Emsal Mahkeme Kararı İstanbul Anadolu 4. Asliye Ticaret Mahkemesi 2022/875 E. 2023/951 K. 02.11.2023 T.

Görüntülediğiniz mahkeme kararı henüz kesinleşmemiştir. Yararlı olması amacıyla eklenmiştir.

T.C. İstanbul Anadolu 4. ASLİYE TİCARET MAHKEMESİ

ESAS NO : 2022/875
KARAR NO : 2023/951

DAVA : Sigorta (Trafik Sigortası Kaynaklı)
DAVA TARİHİ : 01/11/2022
KARAR TARİHİ : 02/11/2023

Mahkememizde görülmekte olan Sigorta (Trafik Sigortası Kaynaklı) davasının yapılan açık yargılaması sonunda,

İDDİA:Davacı vekili dava dilekçesinde özetle: 10/12/2021 tarihinde davalı … şirketine ZMSS poliçesi ile sigortalı olan —– plaka nolu aracın tam kusurlu olarak müvekkiline ait —– plaka nolu araca çarparak hasarlanmasına sebebiyet verdiğini, müvekkiline ait aracın daha önce hiçbir kazası ve hasarı olmadığını, orijinal yeni araç olduğunu, bu nedenle sigorta şirketinden değer kaybı tazminatı talep edildiğini, sigorta şirketine başvuruda bulunulduğunu, arabuluculuk yoluna gidildiğini ancak anlaşmanın sağlanamadığını iddia ederek; fazlaya ilişkin hakları saklı kalmak kaydıyla şimdilik 100,00 TL değe kaybı tazminatının temerrüt tarihinden itibaren işleyecek avans faizi ile birlikte sigorta şirketinden tahsilini, tahkim giderleri ve vekalet ücretinin sigorta şirketinden tahsilini talep ve dava etmiştir.

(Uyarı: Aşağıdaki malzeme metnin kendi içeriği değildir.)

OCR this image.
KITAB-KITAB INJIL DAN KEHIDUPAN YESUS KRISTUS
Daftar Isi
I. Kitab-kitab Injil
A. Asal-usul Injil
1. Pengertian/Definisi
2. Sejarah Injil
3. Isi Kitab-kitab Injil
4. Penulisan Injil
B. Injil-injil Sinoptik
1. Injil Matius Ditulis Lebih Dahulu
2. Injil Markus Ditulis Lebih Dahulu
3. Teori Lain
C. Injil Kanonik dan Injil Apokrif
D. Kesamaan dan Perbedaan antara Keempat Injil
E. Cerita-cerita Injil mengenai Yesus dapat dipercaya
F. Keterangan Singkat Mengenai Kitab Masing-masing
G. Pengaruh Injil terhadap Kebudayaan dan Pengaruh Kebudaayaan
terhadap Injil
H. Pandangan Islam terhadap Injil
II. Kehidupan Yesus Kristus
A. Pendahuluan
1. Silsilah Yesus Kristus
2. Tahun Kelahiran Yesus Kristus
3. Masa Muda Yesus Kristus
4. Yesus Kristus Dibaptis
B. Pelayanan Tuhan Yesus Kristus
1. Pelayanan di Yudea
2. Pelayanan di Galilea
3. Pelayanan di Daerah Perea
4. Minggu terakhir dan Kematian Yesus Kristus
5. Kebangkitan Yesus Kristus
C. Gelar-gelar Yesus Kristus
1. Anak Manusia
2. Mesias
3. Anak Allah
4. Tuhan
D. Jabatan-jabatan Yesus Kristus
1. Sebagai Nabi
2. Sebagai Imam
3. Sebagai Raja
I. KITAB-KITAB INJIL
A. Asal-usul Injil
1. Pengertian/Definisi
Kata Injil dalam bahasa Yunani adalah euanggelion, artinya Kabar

SAVUNMA:Davalı vekilinin cevap dilekçesinde, özetle, zamanaşımı itirazında bulunduklarını, davanın zaman aşımı nedeniyle reddi gerektiğini, davacının araç hasarı zararı yönünden talep konusunu belirlediğini ve davasını yine de belirsiz alacak davası olarak açtığını, kabul anlamına gelmemek kaydıyla davacı tarafın dava konusunu tamamen ve açık şekilde belirli olduğunu iddia etmesine rağmen davanın belirsiz alacak davası olarak açılmasının hukuka aykırı olduğunu, bu nedenle davanın reddi gerektiğini, müvekkilinin sorumluluğunun poliçe limitleri dahilinde sigortalısının kusuru oranında olduğunu, davaya konu talebin trafik sigortası genel şart teminatı kapsamında olmadığını, davacıya ait aracın davaya konu kazadan daha öncesinde bir kazaya karışıp karışmadığının ve aynı bölgeden hasar alıp almadığının tespit edilmesini, avans faiz talebine itiraz ettiklerini savunarak; davanın zaman aşımına uğramış olması nedeniyle reddini, davanın esastan reddini, yargılama giderleri ve vekalet ücretinin davacı üzerinde bırakılmasını talep ve beyan etmiştir.

İNCELEME:
Sigorta Bilgi Ve Gözetim Merkezi Müdürlüğü, —– Trafik Tescil Şube Müdürlüğü,—– Noterler Birliği Başkanlığına müzekkereler yazıldığı görüldü.Mahkememizce alınan 12/08/2023 tarihli bilirkişi ek raporunda özetle;
“4.1. Dava konusu trafik kazası nedeni ile—- plakalı aracın SAĞ ÖN KAPININ ONARIM BOYA, SAĞ ARKA KAPI ONARIM BOYA, SAĞ ARKA ÇAMURLUK ONARIM BOYA işlemi yapılmış olduğu, hasarlanmış olan kısımların uygun yöntemler ile tamir edilerek hasarının giderilmiş olduğu, sayın mahkemenin emri olduğu üzere aracın plakasının kayıtlı olduğu —– ikinci el araç alım satım işletmeleri ve en çok kullanılan araç alım satım internet siteleri üzerinden yapılan araştırmalar neticesinde davaya konu kaza sonucu hasarlanan parçaların tamir edilmesi ile değer kaybı yaşamayacağı anlaşılmıştır.4.2. Yapılan piyasa araştırmaları neticesinde; Avrupa Birliği ülkesi olan —– ikinci el araç alım satım işlemlerinin ülkemize nazaran farklı kriterleri olduğu, kaporta aksamında oluşan değişen ve boya nedeni ile değer kaybı yaşamadığı, ikinci el araçların fiyatlarının belirlenmesinde aracın yaşı, kilometresi, teknik özellikleri, olumsuzluk oluşturacak arızaları, şasi ve kaporta aksamındaki vuruk, çizik, pas ve hali hazırdaki hasarlar aracın fiyatını belirleyen unsurlar olduğu anlaşılmıştır.
4.3. Kaporta aksamında kaza sonucu veya uzun dönemli kullanım sonucunda oluşan deformasyonların, göçüklerin, çizik ve pasların, hasarlı halinin tamir ücreti kadar değer kaybı yaşatacağı, belirtilen hususların tamir edilmiş halinin ise yalnızca —– değil bütün Avrupa ülkelerinde değer kaybı yaşatmayacağı aksine değerini arttırdığı” hususları tespit edilmiştir.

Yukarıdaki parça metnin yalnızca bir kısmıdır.